Females from both groups (CAF and C) were analyzed weekly (except pregnancy and lactation period) by nuclear magnetic resonance (NMR) using Minispec LF90 (Billerica, Massachusetts, USA). It is a non-invasive and short time analysis, in which weight of an animal as well as a whole animal body composition (absolute weight of fat and free body liquid) are measured. The NMR technique does not require administration of anesthetics, which makes it safe and not stressful for animals. Data obtained from NMR were analyzed and percentage of fat content in each time point was calculated.

MRI scanning

After 4 weeks of administration of diets dams from CAF and C groups were subjected to MRI scanning. MRI experiments were carried out using a preclinical horizontal scanner operating at 9.4 T (400 MHz—Agilent) equipped with a 600 mT/m gradient system. For the MRI imaging, a 72-mm i.d. quadrature birdcage type coil was used.

During the MRI experiment, animals were put at specially designed holder and anesthetized with 1.5–2% isoflurane in a 50/50 air-oxygen mixture. The temperature of the animal was kept at 37 °C. Respiration of the animal were monitored and used to synchronize MRI experiments.

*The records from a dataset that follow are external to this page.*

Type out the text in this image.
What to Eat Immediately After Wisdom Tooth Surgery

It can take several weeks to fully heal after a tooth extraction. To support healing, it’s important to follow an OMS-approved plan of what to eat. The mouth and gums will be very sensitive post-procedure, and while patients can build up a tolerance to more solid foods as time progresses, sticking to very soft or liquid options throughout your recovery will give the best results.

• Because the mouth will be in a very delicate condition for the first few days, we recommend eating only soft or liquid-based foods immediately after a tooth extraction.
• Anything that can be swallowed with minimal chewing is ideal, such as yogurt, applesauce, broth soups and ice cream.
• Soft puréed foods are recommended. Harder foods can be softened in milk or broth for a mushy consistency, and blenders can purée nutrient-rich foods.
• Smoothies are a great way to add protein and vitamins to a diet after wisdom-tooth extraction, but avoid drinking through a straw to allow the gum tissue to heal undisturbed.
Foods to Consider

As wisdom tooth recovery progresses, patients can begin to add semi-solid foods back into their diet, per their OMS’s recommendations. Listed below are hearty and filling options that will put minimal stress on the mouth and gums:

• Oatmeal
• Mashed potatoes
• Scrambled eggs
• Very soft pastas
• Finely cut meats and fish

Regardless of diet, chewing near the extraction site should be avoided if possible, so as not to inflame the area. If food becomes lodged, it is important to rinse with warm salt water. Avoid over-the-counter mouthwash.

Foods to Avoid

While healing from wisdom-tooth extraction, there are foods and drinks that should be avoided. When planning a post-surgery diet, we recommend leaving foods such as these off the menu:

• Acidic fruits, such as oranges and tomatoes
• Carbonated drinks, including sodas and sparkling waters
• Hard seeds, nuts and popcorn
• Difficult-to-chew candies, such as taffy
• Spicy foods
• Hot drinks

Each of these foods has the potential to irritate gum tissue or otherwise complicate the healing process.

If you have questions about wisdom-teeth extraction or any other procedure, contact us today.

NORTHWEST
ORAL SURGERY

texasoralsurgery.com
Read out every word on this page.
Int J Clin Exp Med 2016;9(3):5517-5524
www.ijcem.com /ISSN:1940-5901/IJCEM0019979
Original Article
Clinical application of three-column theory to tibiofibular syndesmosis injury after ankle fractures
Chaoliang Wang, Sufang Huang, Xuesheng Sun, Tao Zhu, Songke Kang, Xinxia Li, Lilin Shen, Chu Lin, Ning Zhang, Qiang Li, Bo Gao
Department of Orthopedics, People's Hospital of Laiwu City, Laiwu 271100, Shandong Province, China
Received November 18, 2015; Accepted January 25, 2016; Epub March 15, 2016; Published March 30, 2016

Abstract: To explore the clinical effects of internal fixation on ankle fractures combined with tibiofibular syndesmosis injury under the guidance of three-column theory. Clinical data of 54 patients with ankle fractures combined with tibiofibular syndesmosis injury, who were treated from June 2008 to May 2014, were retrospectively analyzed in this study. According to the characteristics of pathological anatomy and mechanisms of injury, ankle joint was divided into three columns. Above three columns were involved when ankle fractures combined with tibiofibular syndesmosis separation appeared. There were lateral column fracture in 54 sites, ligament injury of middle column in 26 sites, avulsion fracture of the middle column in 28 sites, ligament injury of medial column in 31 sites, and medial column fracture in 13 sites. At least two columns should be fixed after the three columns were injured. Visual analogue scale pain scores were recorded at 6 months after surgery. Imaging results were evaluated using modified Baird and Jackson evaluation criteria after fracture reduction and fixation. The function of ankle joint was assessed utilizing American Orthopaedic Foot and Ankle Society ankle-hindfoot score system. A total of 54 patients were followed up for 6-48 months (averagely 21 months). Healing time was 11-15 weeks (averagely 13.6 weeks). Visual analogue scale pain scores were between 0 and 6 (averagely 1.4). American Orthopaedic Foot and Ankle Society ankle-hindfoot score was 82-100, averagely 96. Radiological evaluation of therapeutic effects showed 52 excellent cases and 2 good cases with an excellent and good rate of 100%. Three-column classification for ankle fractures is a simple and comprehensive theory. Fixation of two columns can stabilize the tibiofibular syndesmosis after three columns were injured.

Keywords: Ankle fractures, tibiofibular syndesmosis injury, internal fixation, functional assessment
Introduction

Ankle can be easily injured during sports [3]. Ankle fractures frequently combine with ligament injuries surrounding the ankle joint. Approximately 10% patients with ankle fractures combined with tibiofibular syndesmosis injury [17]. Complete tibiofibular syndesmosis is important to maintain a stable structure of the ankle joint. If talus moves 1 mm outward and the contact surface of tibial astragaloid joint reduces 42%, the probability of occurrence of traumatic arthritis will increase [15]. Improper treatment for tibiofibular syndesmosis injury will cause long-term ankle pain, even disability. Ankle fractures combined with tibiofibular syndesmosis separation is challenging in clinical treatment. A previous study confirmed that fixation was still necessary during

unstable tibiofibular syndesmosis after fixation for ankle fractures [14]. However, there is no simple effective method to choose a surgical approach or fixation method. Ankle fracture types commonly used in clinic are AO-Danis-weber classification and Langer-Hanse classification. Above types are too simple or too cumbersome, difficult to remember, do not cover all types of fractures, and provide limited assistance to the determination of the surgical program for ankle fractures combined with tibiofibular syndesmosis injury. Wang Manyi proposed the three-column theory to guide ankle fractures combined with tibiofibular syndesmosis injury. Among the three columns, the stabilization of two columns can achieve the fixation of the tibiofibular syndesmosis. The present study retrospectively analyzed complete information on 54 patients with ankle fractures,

MRI images of spin density were collected at the location of fat tissue using fast spin echo technique (FSEMS) with parameters: TR = 5 s, effective TE = 10 ms, ETL = 8, FOV 62 × 62 mm, matrix size 256 × 256, 18 slices. Next, at the same location FSEMs sequence with additional fat saturation was used.

Collected data with and without fat signal were transformed to DICOM format and images obtained from the second experiment were subtracted from collected images using ImageJ software. Then, the Volumest (ImageJ plugin) was employed to count volumes of fat for every animal in three independent trials.

Offspring

Pups were born at 22–23 day of pregnancy. On postnatal day 3 (PND 3), pups were weighed on a laboratory scale, and their sex was identified. The sex check was guided by the distance between anus and urethra. On PND 3 litters were unified to 8 pups per litter.

Sample collection

At PND 25, animals were analyzed by NMR to measure body composition (weight, absolute fat and free body liquid content). Then, animals were sacrificed using the CO2 chamber (Equipement Veterinaire Minerve, Esternay, France), decapitated, trunk blood was collected, and blood serum was frozen in liquid nitrogen, and stored at − 80 °C for further testing. Because of the small amount, blood serum of offspring was pooled to n = 5/sex/group.

Metabolic profiles of offspring

Levels of glucose in pups were measured by AccuChek Active device (Roche Diabetes Care, Warsaw, Poland). Offspring’s insulin level in blood serum was measured by radioimmunoassay rat RIA kit (Rat insulin RIA test RI-13K, Merck).

Inflammatory profiles of offspring

Levels of interleukins: IL-6 and IL-10, as well as tumor necrosis factor alpha (TNF-α) in blood serum were measured using immune-enzymatic ELISA kits (Elabscience, Wuhan, Hubei, China).

Statistical analysis and data presentation

Mothers' body weight, fat content, and food intake were analyzed using analysis of variance (ANOVA) for the factors of group (CAF and C), with day as a repeated measure. Maternal adipose tissue volume, offspring weight, fat contents, and metabolic and inflammatory parameters were analyzed using unpaired t-test, compering CAF and C groups. For the measurements of fat volume from MRI scans, ImageJ software (https://imagej.nih.gov/ij/) and Volumest (ImageJ plugin) were used. Graphs were prepared using Graph Pad Prism 8 software (GraphPad Software, San Diego, USA). Data are presented as means ± SEM. P values of less than 0.05 were considered statistically significant. All statistical analyses were performed using Graph Pad Prism 8 software (GraphPad Software, San Diego, USA).

Ethics approval

The animal experiments were approved by the Animal Ethics Committee at the Poznan University of Life Sciences.